From: Dave on 9 Aug 2008 12:55 On Aug 9, 11:39 am, fishfry <BLOCKSPAMfish...(a)your-mailbox.com> wrote: > Still imprecise. Are 1/2 and 2/4 different rational numbers, or the same > rational number? The definition doesn't speak to that. It just asserts that if 2*x = 1 and 4*y = 2, then x and y are rational numbers, which we can represent as ordered pairs, (1, 2) and (2, 4), or more commonly, as fractions, 1/2 and 2/4. That 1/2 and 2/4 are members of an equivalence class (that we can call the rational number 1/2) is a deduction that follows from a definition of equality of fractions: two fractions a/b and c/d are equal if and only if a*d = b*c. Dave
From: porky_pig_jr on 9 Aug 2008 13:00 On Aug 9, 4:33 am, kunzmilan <kunzmi...(a)atlas.cz> wrote: > Rational numbers have either a finite number of valid digits, > as 1/2 = 0.5, 50/100 = 0.50, > or if their length is infinite, as 1/3 = 0.33333..., > 1/7 = 0.142857142857..., they contain a repeating sequence. > Any change in such infinite sequences, as 0.33133... gives > an irrational number. It is not possible to name > two finite natural numbers giving the changed sequence, > since normal infinite natural numbers can not have infinite number of > digits. > kunzmilan so you define 1/2 = 0.5, without defining 0.5 or explaining why 1/2 = 0.5. The standard definition of rational numbers as an ordered pair (a,b) where a is either natural number or 0 and b is natural number, with appropriate rules for addition and multiplication, works just fine for everyone. The issue of finiteness of decimal expansion of rational numbers comes as a consequence of their definition, not as *their* definition. Please before you start reinventing the wheel, at least check what already has been done.

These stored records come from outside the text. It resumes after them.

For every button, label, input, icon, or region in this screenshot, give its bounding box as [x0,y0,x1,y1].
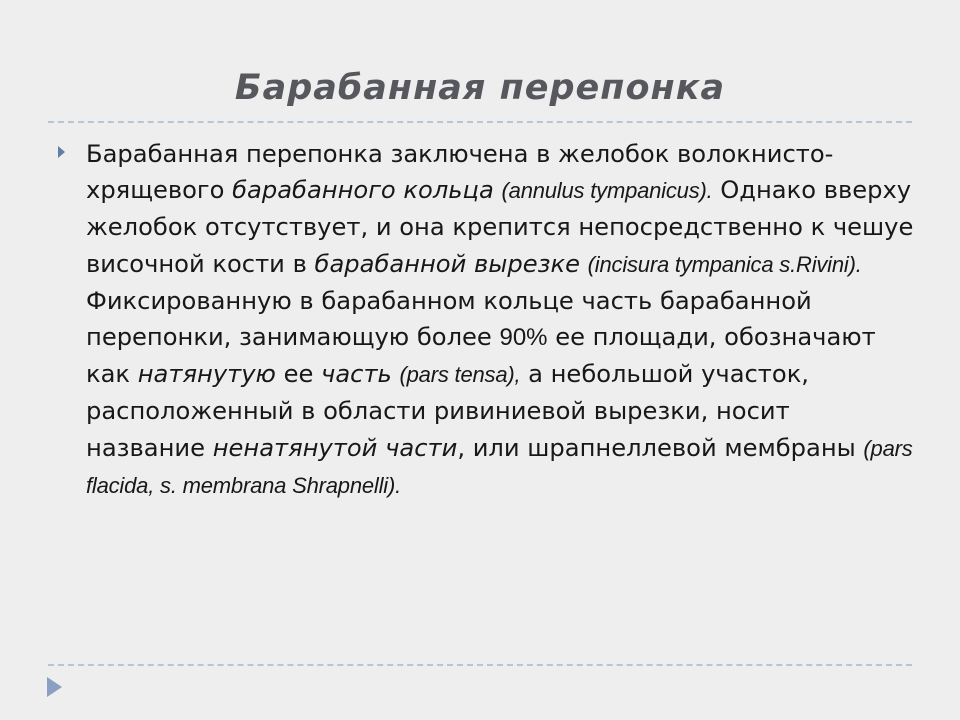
body-text-segment: Однако вверху желобок отсутствует, и она крепится непосредственно к чешуе височной кости в [86,176,914,278]
body-term-barabannaya-vyrezka: барабанной вырезке [314,249,580,278]
body-term-barabannoe-koltso: барабанного кольца [232,176,494,205]
body-text-segment [580,250,588,278]
percent-value: 90% [499,324,548,352]
body-text-segment: ее [275,360,322,389]
body-text-segment: Барабанная перепонка заключена в желобок волокнисто- хрящевого [86,140,834,205]
footer-divider [48,664,912,666]
latin-term-pars-flacida: (pars flacida, s. membrana Shrapnelli). [86,435,913,498]
body-term-natyanutaya: натянутую [137,360,276,389]
body-text-segment: , или шрапнеллевой мембраны [457,433,864,462]
title-divider [48,121,912,123]
body-text-segment: Фиксированную в барабанном кольце часть барабанной перепонки, занимающую более [86,286,812,352]
body-term-chast: часть [321,360,392,389]
slide-title: Барабанная перепонка [234,68,726,108]
body-text-segment [494,176,502,204]
body-text-segment: ее площади, обозначают как [86,323,876,389]
next-slide-arrow-icon[interactable] [47,677,62,697]
body-text-segment [392,360,400,388]
body-term-nenatyanutaya: ненатянутой части [212,433,458,462]
latin-term-incisura: (incisura tympanica s.Rivini). [587,251,862,277]
triangle-bullet-icon [58,146,65,158]
latin-term-annulus: (annulus tympanicus). [501,178,713,204]
body-text-segment: а небольшой участок, расположенный в области ривиниевой вырезки, носит название [86,360,809,462]
body-paragraph [86,136,916,504]
latin-term-pars-tensa: (pars tensa), [399,362,521,388]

From: Virgil on 9 Aug 2008 14:45
In article <e379f14a-8947-4017-a3bf-e4512057f43f(a)m45g2000hsb.googlegroups.com>, kunzmilan <kunzmilan(a)atlas.cz> wrote: > Rational numbers have either a finite number of valid digits, > as 1/2 = 0.5, 50/100 = 0.50, > or if their length is infinite, as 1/3 = 0.33333..., > 1/7 = 0.142857142857..., they contain a repeating sequence. > Any change in such infinite sequences, as 0.33133... gives > an irrational number. It is not possible to name > two finite natural numbers giving the changed sequence, > since normal infinite natural numbers can not have infinite number of > digits. > kunzmilan A real number r is rational if and only if there is some non-zero integer s such that r times s is integral. |